O Estado de São Paulo, n. 45254, 11/09/2017. Política, p.A10

 

 

 

Planalto usa CPI para atacar delações

COLABORAÇÃO SOB SUSPEITA / Governo traça estratégia na Comissão Parlamentar Mista de Inquérito da JBS para tentar inviabilizar outras colaborações contra Temer

Por: Vera Rosa / Thiago Faria

 

Vera Rosa

Thiago Faria / BRASÍLIA

 

O Palácio do Planalto traçou uma estratégia para tentar transformar a Comissão Parlamentar Mista de Inquérito (CPI) que vai investigar operações da JBS em uma arma contra os delatores da Lava Jato. À espera de que o procuradorgeral da República, Rodrigo Janot, apresente nesta semana uma nova denúncia contra o presidente Michel Temer, a base aliada vai atacar os últimos acordos de colaboração premiada, que atingiram a cúpula do governo e o PMDB.

Reforçada pela prisão, ontem, do empresário Joesley Batista, do Grupo J&F, que controla a JBS, e do executivo Ricardo Saud, a ideia é pôr em xeque as delações fechadas sob Janot, incluindo a do corretor Lúcio Funaro. O depoimento de Funaro deve servir de “gancho” para mais uma acusação contra Temer, investigado pelo Ministério Público Federal por organização criminosa e obstrução da Justiça.

Janot deixa o cargo no dia 17 e será substituído por Raquel Dodge. Embora o Planalto aposte nessa troca para que a Lava Jato tome “outro rumo”, a ordem é desqualificar tudo o que foi feito até agora pelo procurador-geral. O argumento do governo é de que a delação da J&F é “fajuta” e, como uma árvore podre, contamina os “frutos”.

“Se houver nova denúncia contra o presidente e ela for baseada em fatos ligados aos delatores da JBS, obviamente ficará contaminada”, afirmou o criminalista Antônio Cláudio Mariz de Oliveira, defensor de Temer. “Além disso, os fatos de uma nova denúncia, se é que ela vem, só podem dizer respeito ao exercício do mandato do presidente”, disse o advogado.

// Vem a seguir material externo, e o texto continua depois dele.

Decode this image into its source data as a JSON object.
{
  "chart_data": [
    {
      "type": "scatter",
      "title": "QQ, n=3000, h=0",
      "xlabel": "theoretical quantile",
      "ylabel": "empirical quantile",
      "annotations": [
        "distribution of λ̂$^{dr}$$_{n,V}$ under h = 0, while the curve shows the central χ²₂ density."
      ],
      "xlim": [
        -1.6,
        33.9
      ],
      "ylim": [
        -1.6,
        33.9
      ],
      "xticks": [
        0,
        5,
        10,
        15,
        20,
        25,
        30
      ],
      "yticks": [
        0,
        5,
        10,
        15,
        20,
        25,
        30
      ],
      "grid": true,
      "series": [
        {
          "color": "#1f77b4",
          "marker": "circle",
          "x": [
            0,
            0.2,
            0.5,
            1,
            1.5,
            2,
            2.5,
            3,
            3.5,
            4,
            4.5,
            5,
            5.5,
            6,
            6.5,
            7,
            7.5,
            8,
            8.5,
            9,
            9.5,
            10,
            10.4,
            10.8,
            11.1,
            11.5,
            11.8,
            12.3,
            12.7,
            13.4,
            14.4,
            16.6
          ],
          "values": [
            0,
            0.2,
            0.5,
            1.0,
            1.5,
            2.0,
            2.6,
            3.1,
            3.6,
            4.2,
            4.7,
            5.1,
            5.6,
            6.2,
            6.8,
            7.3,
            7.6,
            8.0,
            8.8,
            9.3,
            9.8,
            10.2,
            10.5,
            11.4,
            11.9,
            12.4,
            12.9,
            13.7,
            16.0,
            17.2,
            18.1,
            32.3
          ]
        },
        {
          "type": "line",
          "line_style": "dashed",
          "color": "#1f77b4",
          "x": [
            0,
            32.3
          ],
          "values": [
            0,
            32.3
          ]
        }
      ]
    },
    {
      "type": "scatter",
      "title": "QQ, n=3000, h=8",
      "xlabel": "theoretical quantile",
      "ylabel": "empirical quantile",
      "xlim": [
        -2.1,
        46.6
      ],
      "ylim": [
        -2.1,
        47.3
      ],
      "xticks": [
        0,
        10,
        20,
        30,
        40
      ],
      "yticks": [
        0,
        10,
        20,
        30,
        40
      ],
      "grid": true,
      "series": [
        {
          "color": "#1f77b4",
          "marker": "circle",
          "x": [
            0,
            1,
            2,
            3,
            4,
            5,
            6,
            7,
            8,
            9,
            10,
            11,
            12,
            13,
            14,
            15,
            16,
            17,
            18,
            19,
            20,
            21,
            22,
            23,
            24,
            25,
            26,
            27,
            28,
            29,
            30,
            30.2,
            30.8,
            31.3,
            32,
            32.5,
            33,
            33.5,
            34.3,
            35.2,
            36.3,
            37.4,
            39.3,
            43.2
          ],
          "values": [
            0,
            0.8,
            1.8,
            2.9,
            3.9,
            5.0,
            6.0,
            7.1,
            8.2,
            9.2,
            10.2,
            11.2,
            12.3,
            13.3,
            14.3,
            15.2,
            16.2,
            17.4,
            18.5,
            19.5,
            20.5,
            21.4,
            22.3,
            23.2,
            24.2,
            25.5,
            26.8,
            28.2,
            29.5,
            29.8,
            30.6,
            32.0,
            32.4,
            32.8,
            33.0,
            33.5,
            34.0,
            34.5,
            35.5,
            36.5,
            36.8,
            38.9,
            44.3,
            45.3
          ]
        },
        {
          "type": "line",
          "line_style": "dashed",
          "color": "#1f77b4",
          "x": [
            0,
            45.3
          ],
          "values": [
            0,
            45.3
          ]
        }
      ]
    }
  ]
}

Mariz entrou com recurso no Supremo Tribunal Federal pedindo a suspeição de Janot, sob a justificativa de que ele persegue Temer por motivos políticos. Solicitou, ainda, que qualquer outra acusação contra o presidente seja suspensa até o STF se pronunciar sobre o assunto. O plenário da Corte julgará os dois temas nesta quarta-feira.

 

Requerimentos. Além da defesa jurídica, Temer faz articulações para fustigar delatores e seus parceiros, na CPI da JBS, com requerimentos de informações e pedidos de quebra de sigilo bancário, fiscal e telefônico. Um dos alvos do Planalto será o ex-procurador Marcello Miller, que não teve a prisão decretada pelo ministro Edson Fachin, relator da Lava Jato no STF, apesar do pedido de Janot.

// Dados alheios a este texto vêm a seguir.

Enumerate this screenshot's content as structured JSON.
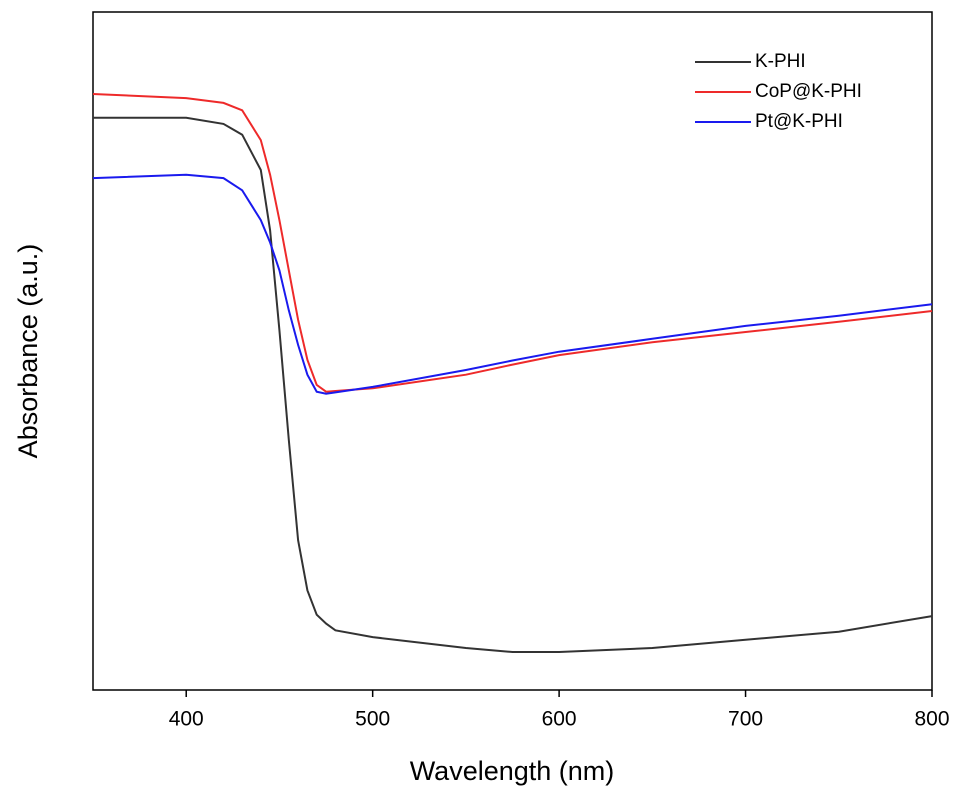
{
  "chart_data": {
    "type": "line",
    "x_label": "Wavelength (nm)",
    "y_label": "Absorbance (a.u.)",
    "x": [
      350,
      400,
      420,
      430,
      440,
      445,
      450,
      455,
      460,
      465,
      470,
      475,
      480,
      500,
      550,
      575,
      600,
      650,
      700,
      750,
      800
    ],
    "series": [
      {
        "name": "K-PHI",
        "color": "#333333",
        "values": [
          0.844,
          0.844,
          0.835,
          0.819,
          0.767,
          0.678,
          0.531,
          0.369,
          0.221,
          0.147,
          0.111,
          0.098,
          0.088,
          0.078,
          0.062,
          0.056,
          0.056,
          0.062,
          0.074,
          0.086,
          0.109
        ]
      },
      {
        "name": "CoP@K-PHI",
        "color": "#ee2a2a",
        "values": [
          0.879,
          0.873,
          0.866,
          0.855,
          0.811,
          0.76,
          0.693,
          0.619,
          0.546,
          0.487,
          0.45,
          0.44,
          0.441,
          0.445,
          0.465,
          0.48,
          0.494,
          0.513,
          0.528,
          0.543,
          0.559
        ]
      },
      {
        "name": "Pt@K-PHI",
        "color": "#1a1aee",
        "values": [
          0.755,
          0.76,
          0.755,
          0.737,
          0.693,
          0.66,
          0.619,
          0.56,
          0.509,
          0.465,
          0.44,
          0.437,
          0.439,
          0.447,
          0.472,
          0.486,
          0.499,
          0.518,
          0.537,
          0.552,
          0.569
        ]
      }
    ],
    "xlim": [
      350,
      800
    ],
    "xticks": [
      400,
      500,
      600,
      700,
      800
    ],
    "ylim": [
      0,
      1
    ],
    "legend": "top-right"
  }
}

Em junho, ao ser denunciado por corrupção passiva, Temer levantou suspeitas sobre a ligação entre Miller e Janot. À época, disse que o ex-procurador “ganhou milhões” em poucos meses. Miller afirma nunca ter cometido “qualquer crime ou ato de improbidade”.

A previsão do presidente da CPI, senador Ataídes Oliveira (PSDB-TO), é começar a ouvir Joesley, Saud e outros envolvidos na delação, como Miller, a partir da semana que vem. Requerimentos de convocação devem ser votados amanhã, quando será escolhido o relator da CPI. Na lista dos cotados estão os deputados Carlos Marun (PMDB-MS), Hugo Leal (PSB-RJ) e Fernando Francischini (SD-PR).

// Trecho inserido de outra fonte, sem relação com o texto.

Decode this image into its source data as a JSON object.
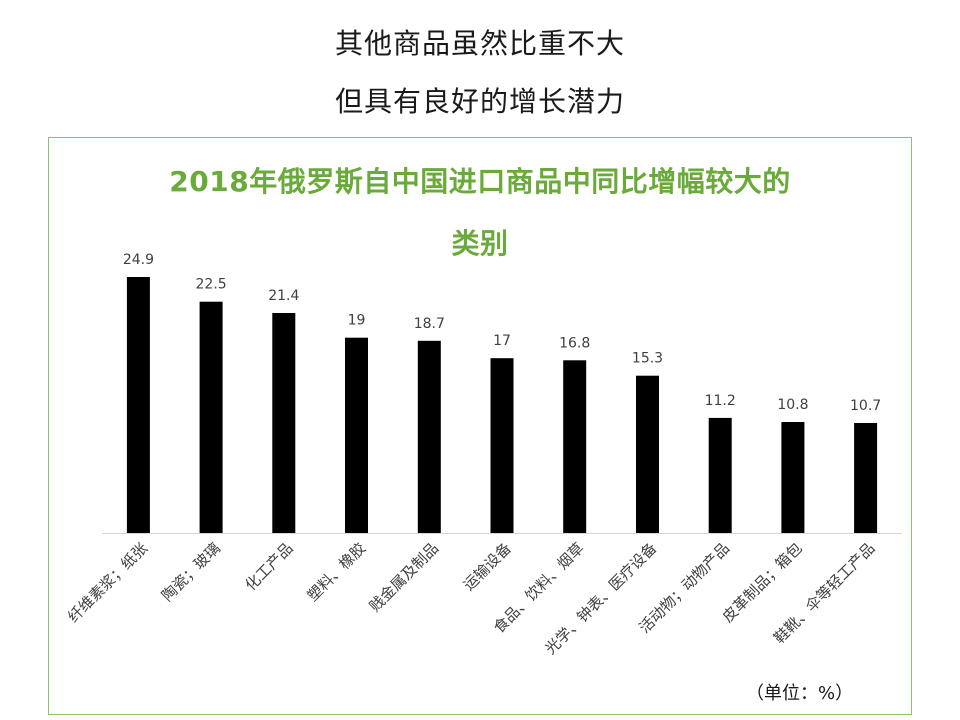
{
  "headline": {
    "line1": "其他商品虽然比重不大",
    "line2": "但具有良好的增长潜力"
  },
  "chart_data": {
    "type": "bar",
    "title_lines": [
      "2018年俄罗斯自中国进口商品中同比增幅较大的",
      "类别"
    ],
    "unit_note": "（单位：%）",
    "categories": [
      "纤维素浆；纸张",
      "陶瓷；玻璃",
      "化工产品",
      "塑料、橡胶",
      "贱金属及制品",
      "运输设备",
      "食品、饮料、烟草",
      "光学、钟表、医疗设备",
      "活动物；动物产品",
      "皮革制品；箱包",
      "鞋靴、伞等轻工产品"
    ],
    "values": [
      24.9,
      22.5,
      21.4,
      19,
      18.7,
      17,
      16.8,
      15.3,
      11.2,
      10.8,
      10.7
    ],
    "value_labels": [
      "24.9",
      "22.5",
      "21.4",
      "19",
      "18.7",
      "17",
      "16.8",
      "15.3",
      "11.2",
      "10.8",
      "10.7"
    ],
    "ylim": [
      0,
      26
    ],
    "grid": false,
    "legend": "none",
    "bar_color": "#000000",
    "title_color": "#6aaa3a",
    "frame_color": "#8cc46a"
  }
}
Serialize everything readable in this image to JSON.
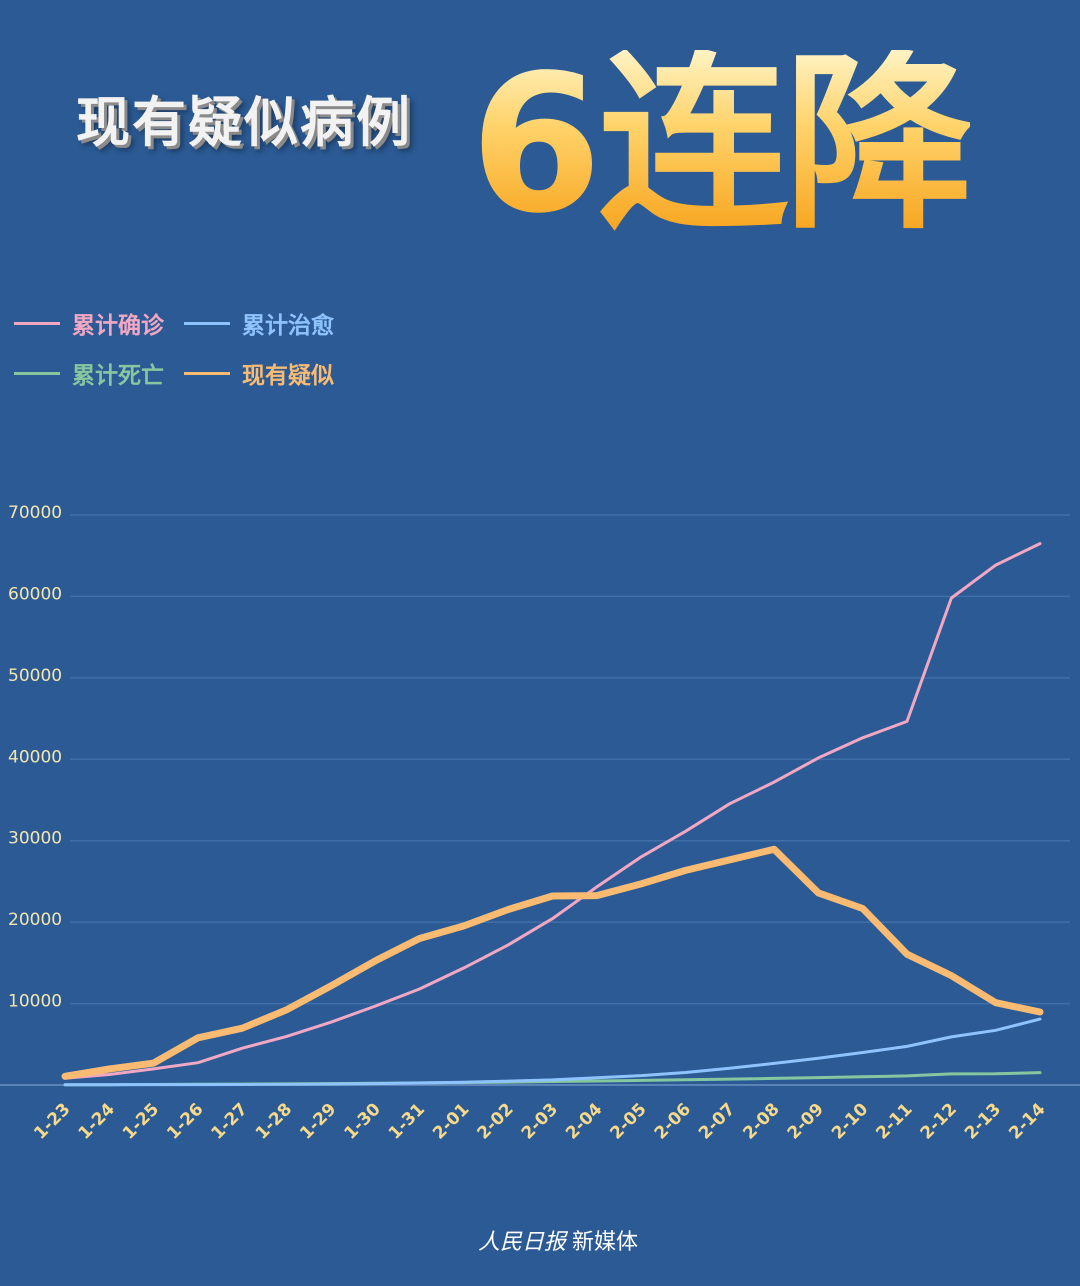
{
  "header": {
    "subtitle": "现有疑似病例",
    "headline": "6连降"
  },
  "footer": {
    "logo_text": "人民日报",
    "label": "新媒体"
  },
  "chart_data": {
    "type": "line",
    "title": "现有疑似病例6连降",
    "xlabel": "",
    "ylabel": "",
    "ylim": [
      0,
      70000
    ],
    "yticks": [
      10000,
      20000,
      30000,
      40000,
      50000,
      60000,
      70000
    ],
    "grid": true,
    "legend_position": "top-left",
    "categories": [
      "1-23",
      "1-24",
      "1-25",
      "1-26",
      "1-27",
      "1-28",
      "1-29",
      "1-30",
      "1-31",
      "2-01",
      "2-02",
      "2-03",
      "2-04",
      "2-05",
      "2-06",
      "2-07",
      "2-08",
      "2-09",
      "2-10",
      "2-11",
      "2-12",
      "2-13",
      "2-14"
    ],
    "series": [
      {
        "name": "累计确诊",
        "color": "#f2a7c3",
        "width": 3,
        "values": [
          830,
          1287,
          1975,
          2744,
          4515,
          5974,
          7711,
          9692,
          11791,
          14380,
          17205,
          20438,
          24324,
          28018,
          31161,
          34546,
          37198,
          40171,
          42638,
          44653,
          59804,
          63851,
          66492
        ]
      },
      {
        "name": "累计治愈",
        "color": "#8fc3ff",
        "width": 3,
        "values": [
          34,
          38,
          49,
          51,
          60,
          103,
          124,
          171,
          243,
          328,
          475,
          632,
          892,
          1153,
          1540,
          2050,
          2649,
          3281,
          3996,
          4740,
          5911,
          6723,
          8096
        ]
      },
      {
        "name": "累计死亡",
        "color": "#86c7a0",
        "width": 3,
        "values": [
          25,
          41,
          56,
          80,
          106,
          132,
          170,
          213,
          259,
          304,
          361,
          425,
          490,
          563,
          636,
          722,
          811,
          908,
          1016,
          1113,
          1367,
          1380,
          1523
        ]
      },
      {
        "name": "现有疑似",
        "color": "#f9bb72",
        "width": 7,
        "values": [
          1072,
          1965,
          2684,
          5794,
          6973,
          9239,
          12167,
          15238,
          17988,
          19544,
          21558,
          23214,
          23260,
          24702,
          26359,
          27657,
          28942,
          23589,
          21675,
          16067,
          13435,
          10109,
          8969
        ]
      }
    ]
  }
}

Ataídes esteve com Temer no Palácio do Jaburu, anteontem, mas disse não ter tratado sobre a CPI, que também investigará empréstimos do Banco Nacional de Investimento Econômico e Social (BNDES) para a JBS. “Não falei sobre CPI, mas sobre a duplicação da BR-153”, afirmou. O encontro não constou na agenda oficial do presidente.

Autor de 57 dos 95 requerimentos apresentados até agora na comissão – incluindo a convocação dos delatores e o convite para Janot prestar esclarecimentos –, o deputado Izalci Lucas (PSDB-DF) disse que, após a prisão de Joesley, a CPI ganhou relevância. “A prisão só demonstra que se tem muita a coisa a ser explicada. Vamos chamar inclusive o ex-procurador Marcelo Miller. É muito grave essa interferência dele como integrante do Ministério Público.”

 

 

Plano de trabalho

Os integrantes da CPI da JBS devem discutir amanhã um plano de trabalho. A previsão inicial é de que o relatório final seja votado até fevereiro

 

‘Contaminada’

“Se houver nova denúncia e ela for baseada em fatos ligados aos delatores da JBS, obviamente ficará contaminada.”

Antônio Cláudio Mariz

ADVOGADO DE MICHEL TEMER

 

 

 

 

A questão é: haverá mais?

Por: Carlos Melo

 

ANÁLISE: Carlos Melo

 

Os mandados de prisão de Joesley Batista e Ricardo Saud são desdobramento natural da revelação dos diálogos entre os dois executivos. Não devem ser encarados como indício de mudanças nas regras para delações premiadas. O próprio acordo com o Ministério Público prevê suspensão, em caso de falseamento ou omissão de fatos. Ao que tudo indica, os novos prisioneiros omitiram detalhes importantes do relacionamento que mantinham com autoridades. As prisões são, portanto, “vida que segue”, sem surpresas; haverá, provavelmente, até justiça nelas.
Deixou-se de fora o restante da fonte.